CP is caused by damage to a baby's developing brain either during pregnancy or shortly after birth. CP affects movement and posture, and is the most common physical disability in childhood. The Alliance states one in every 700 babies in Australia are diagnosed with CP every year.
"The majority of kids we see may not have obvious physical disabilities, but cerebral palsy affects their lives from the minute they're born and affects families, communities and schools. It's a huge part of our community and population," Shankari, a neurodevelopment paediatrician, said.
The NICU links families to services and programs provided through organisations, such as the Cerebral Palsy Alliance, to help them on their journey.
"Early diagnosis and intervention can make a big difference. We work with the Cerebral Palsy Alliance to provide more intensive support for children at high risk and to continue therapy through family-centred care," Shankari said.
"We are invested in our families. We can follow up and link in with them as they grow up, through the team at the Cerebral Palsy Alliance," Rebecca said.

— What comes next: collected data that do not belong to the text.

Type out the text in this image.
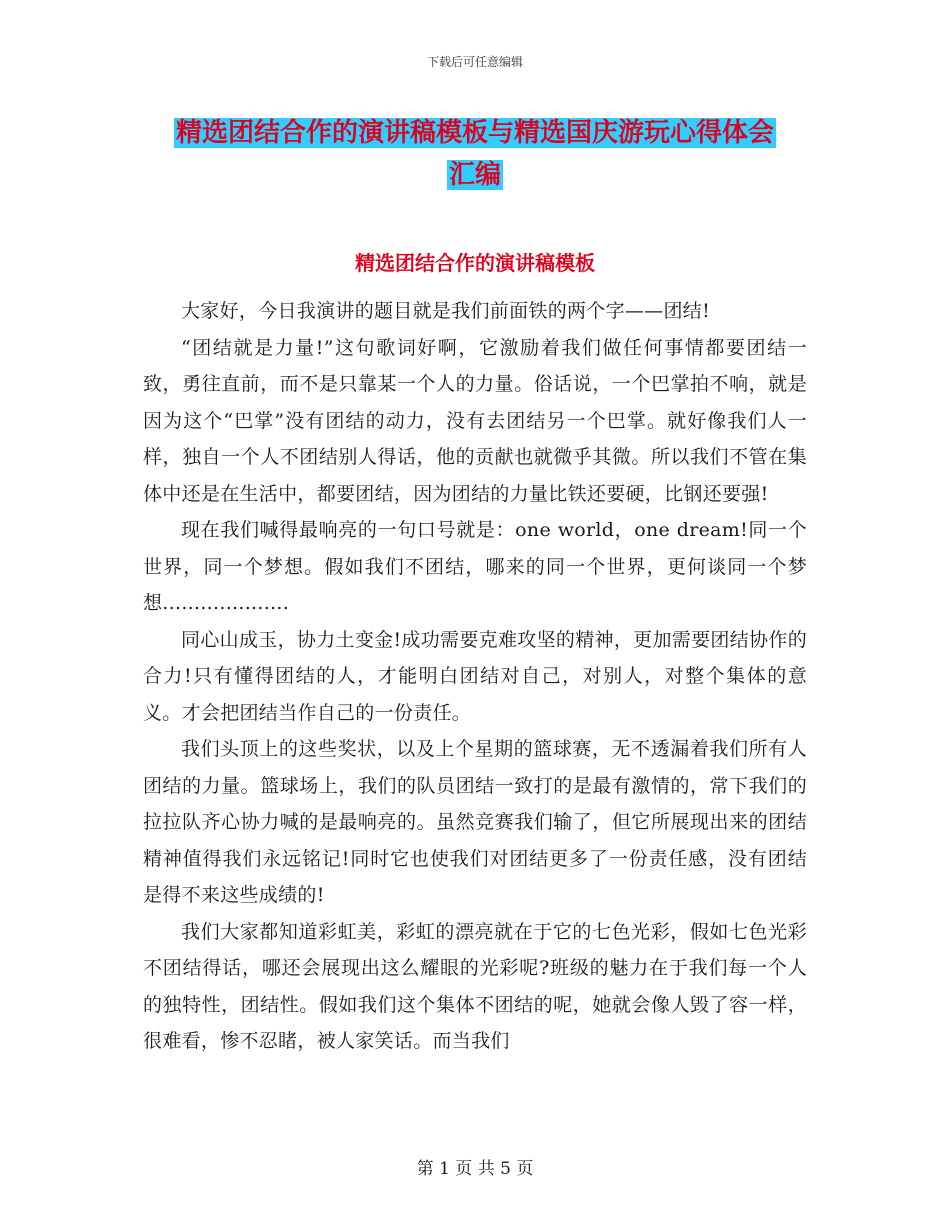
下载后可任意编辑
精选团结合作的演讲稿模板与精选国庆游玩心得体会
汇编
精选团结合作的演讲稿模板

大家好，今日我演讲的题目就是我们前面铁的两个字——团结!

“团结就是力量!”这句歌词好啊，它激励着我们做任何事情都要团结一致，勇往直前，而不是只靠某一个人的力量。俗话说，一个巴掌拍不响，就是因为这个“巴掌”没有团结的动力，没有去团结另一个巴掌。就好像我们人一样，独自一个人不团结别人得话，他的贡献也就微乎其微。所以我们不管在集体中还是在生活中，都要团结，因为团结的力量比铁还要硬，比钢还要强!

现在我们喊得最响亮的一句口号就是：one world，one dream!同一个世界，同一个梦想。假如我们不团结，哪来的同一个世界，更何谈同一个梦想....................

同心山成玉，协力土变金!成功需要克难攻坚的精神，更加需要团结协作的合力!只有懂得团结的人，才能明白团结对自己，对别人，对整个集体的意义。才会把团结当作自己的一份责任。

我们头顶上的这些奖状，以及上个星期的篮球赛，无不透漏着我们所有人团结的力量。篮球场上，我们的队员团结一致打的是最有激情的，常下我们的拉拉队齐心协力喊的是最响亮的。虽然竞赛我们输了，但它所展现出来的团结精神值得我们永远铭记!同时它也使我们对团结更多了一份责任感，没有团结是得不来这些成绩的!

我们大家都知道彩虹美，彩虹的漂亮就在于它的七色光彩，假如七色光彩不团结得话，哪还会展现出这么耀眼的光彩呢?班级的魅力在于我们每一个人的独特性，团结性。假如我们这个集体不团结的呢，她就会像人毁了容一样，很难看，惨不忍睹，被人家笑话。而当我们

第 1 页 共 5 页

The NICU is involved in extensive research to improve the healthcare outcomes for babies under their care, with research considered an integral part of clinical care.
Shankari and Rebecca are passionate about STEPtember, because it supports important research into CP.
"The more we learn, the more impact we have on our babies. Any time in the Newborn Care Nursery we would have at least five or six trials and our involvement is from beginning to the very end - looking at outcomes and data," Shankari said.
"Lots of things that we do come from multi-centre and multi-national studies from all over the world. It can be difficult to explore such a sensitive area, so we work collaboratively, gathering as much information that we can," Rebecca said.
During STEPtember, participants aim to take at least 10 000 steps a day and help to fundraise for the Cerebral Palsy Alliance for equipment and to fund research, therapy and services.